Over the course of six competition days, athletes will get the opportunity to attempt personal, national or world records in a relaxed and friendly atmosphere. This contest aims at providing a safe and intimate environment for a reduced group of freedivers to train and perform at their own pace.

This is a very good moment to come to Colombia, as the currency exchange makes it much more affordable to come and train for a relatively low cost of living.

Past events have concluded with a nice record of zero black outs in two consecutive years, and a smooth organization, backed up by the local coast guards, Colombian Red Cross and Navy.

Additionally, a beach and sea floor cleaning day was organized in conjunction with local scuba diving schools. Several national records were achieved and the deepest dive was performed by organizer Walid Boudhiaf, with a national record of 113 meters/371 feet in the Free Immersion category.

The competition implements all the new safety procedures and the organizer’s own medical equipment (AED, portable suction machine, O2, advanced airways), available at all times on the platform during both the competition and previous official trainings. Fast boat and ambulance on stand-by are part of the emergency evacuation plan, to take a patient to the close-by hospital (15-minute drive) equipped with a hyperbaric chamber.

One of the biggest advantages of the Nirvana spot is the 200-meter-deep and sheltered waters within a swimming distance from the shore and all the logistic needed for safe and deep dives, with a brand new platform equipped with deep sonar, counterballast and VHF radio, 12mm/.47-inch dyneema rope and a dedicated transportation boat. Jose Blanco will be the medic on duty, experienced in the field of emergency medical services, well versed in barotrauma handling and resuscitations. There will also be a highly experienced and skilled safety team, leaded by chief safety Christopher James McKay.

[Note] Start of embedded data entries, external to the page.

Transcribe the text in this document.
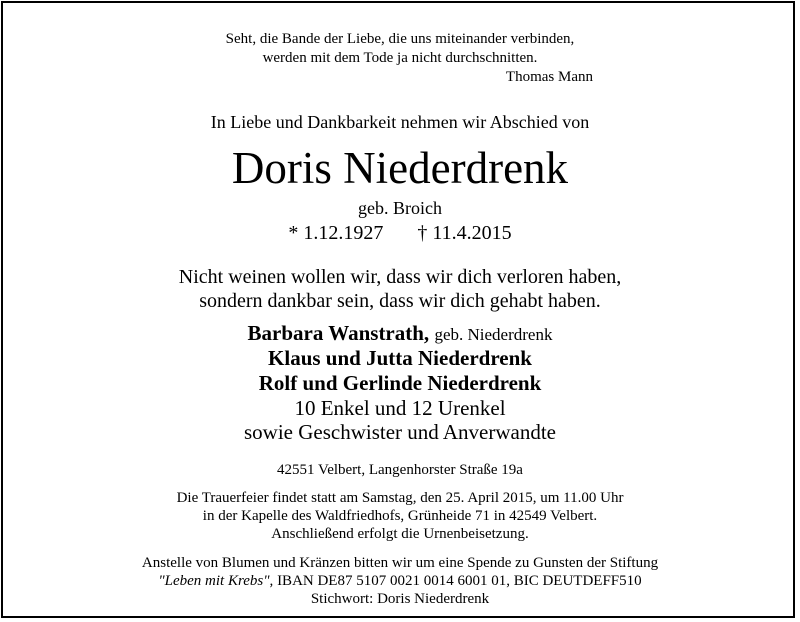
Seht, die Bande der Liebe, die uns miteinander verbinden,

werden mit dem Tode ja nicht durchschnitten.

Thomas Mann

In Liebe und Dankbarkeit nehmen wir Abschied von

Doris Niederdrenk

geb. Broich

* 1.12.1927 † 11.4.2015

Nicht weinen wollen wir, dass wir dich verloren haben,

sondern dankbar sein, dass wir dich gehabt haben.

Barbara Wanstrath, geb. Niederdrenk

Klaus und Jutta Niederdrenk

Rolf und Gerlinde Niederdrenk

10 Enkel und 12 Urenkel

sowie Geschwister und Anverwandte

42551 Velbert, Langenhorster Straße 19a

Die Trauerfeier findet statt am Samstag, den 25. April 2015, um 11.00 Uhr

in der Kapelle des Waldfriedhofs, Grünheide 71 in 42549 Velbert.

Anschließend erfolgt die Urnenbeisetzung.

Anstelle von Blumen und Kränzen bitten wir um eine Spende zu Gunsten der Stiftung

"Leben mit Krebs", IBAN DE87 5107 0021 0014 6001 01, BIC DEUTDEFF510

Stichwort: Doris Niederdrenk
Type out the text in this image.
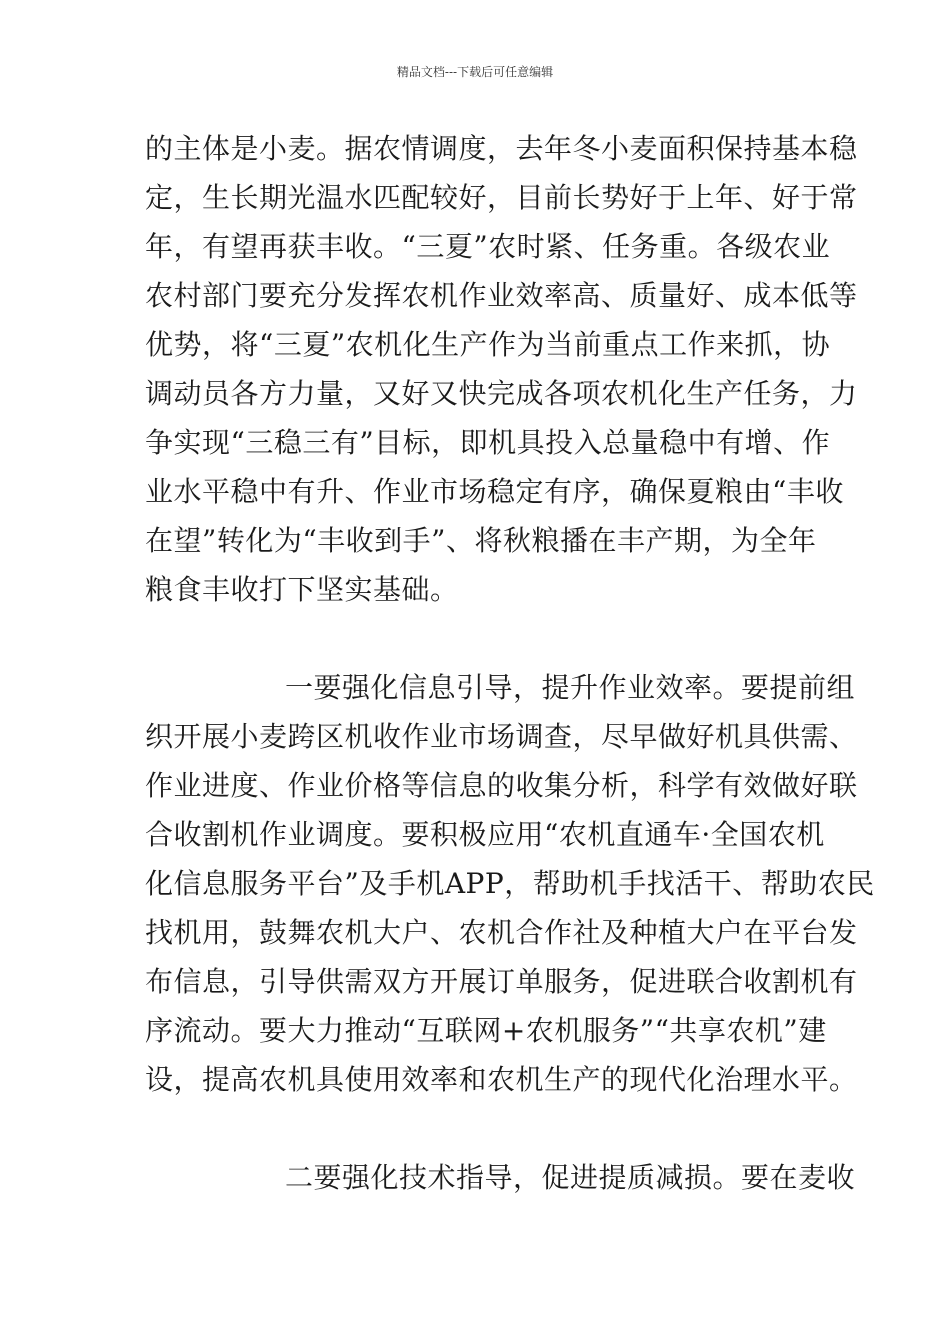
精品文档---下载后可任意编辑
的主体是小麦。据农情调度，去年冬小麦面积保持基本稳
定，生长期光温水匹配较好，目前长势好于上年、好于常
年，有望再获丰收。“三夏”农时紧、任务重。各级农业
农村部门要充分发挥农机作业效率高、质量好、成本低等
优势，将“三夏”农机化生产作为当前重点工作来抓，协
调动员各方力量，又好又快完成各项农机化生产任务，力
争实现“三稳三有”目标，即机具投入总量稳中有增、作
业水平稳中有升、作业市场稳定有序，确保夏粮由“丰收
在望”转化为“丰收到手”、将秋粮播在丰产期，为全年
粮食丰收打下坚实基础。
一要强化信息引导，提升作业效率。要提前组
织开展小麦跨区机收作业市场调查，尽早做好机具供需、
作业进度、作业价格等信息的收集分析，科学有效做好联
合收割机作业调度。要积极应用“农机直通车·全国农机
化信息服务平台”及手机APP，帮助机手找活干、帮助农民
找机用，鼓舞农机大户、农机合作社及种植大户在平台发
布信息，引导供需双方开展订单服务，促进联合收割机有
序流动。要大力推动“互联网+农机服务”“共享农机”建
设，提高农机具使用效率和农机生产的现代化治理水平。
二要强化技术指导，促进提质减损。要在麦收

For media and videos, organizers are currently considering the implementation of a deep drone to film the dives and/or the participation of a professional team for the video making/edition. Laura Babahekian will be in charge of still photography, whose pictures can be seen on the competition’s Facebook and Instagram accounts.

Training will be available two months before the start of the contest and a Training Camp is set for March and April in order to help athletes from all levels achieve their goals in a safer way. The safety crew will be on site watching and monitoring all the athletes 2-3 weeks before the start of the event, to insure a gradual progression and O2 will be freely available for deep dives and/or barotraumas.

Organizers are expecting the participation of at least 20 athletes from Australia, Brazil, Chile, Colombia, Italy, Peru, Taiwan, Tunisia and the USA, so far. World record holder Alessia Zecchini has already confirmed her participation, so you can expect some interesting dives during the competition.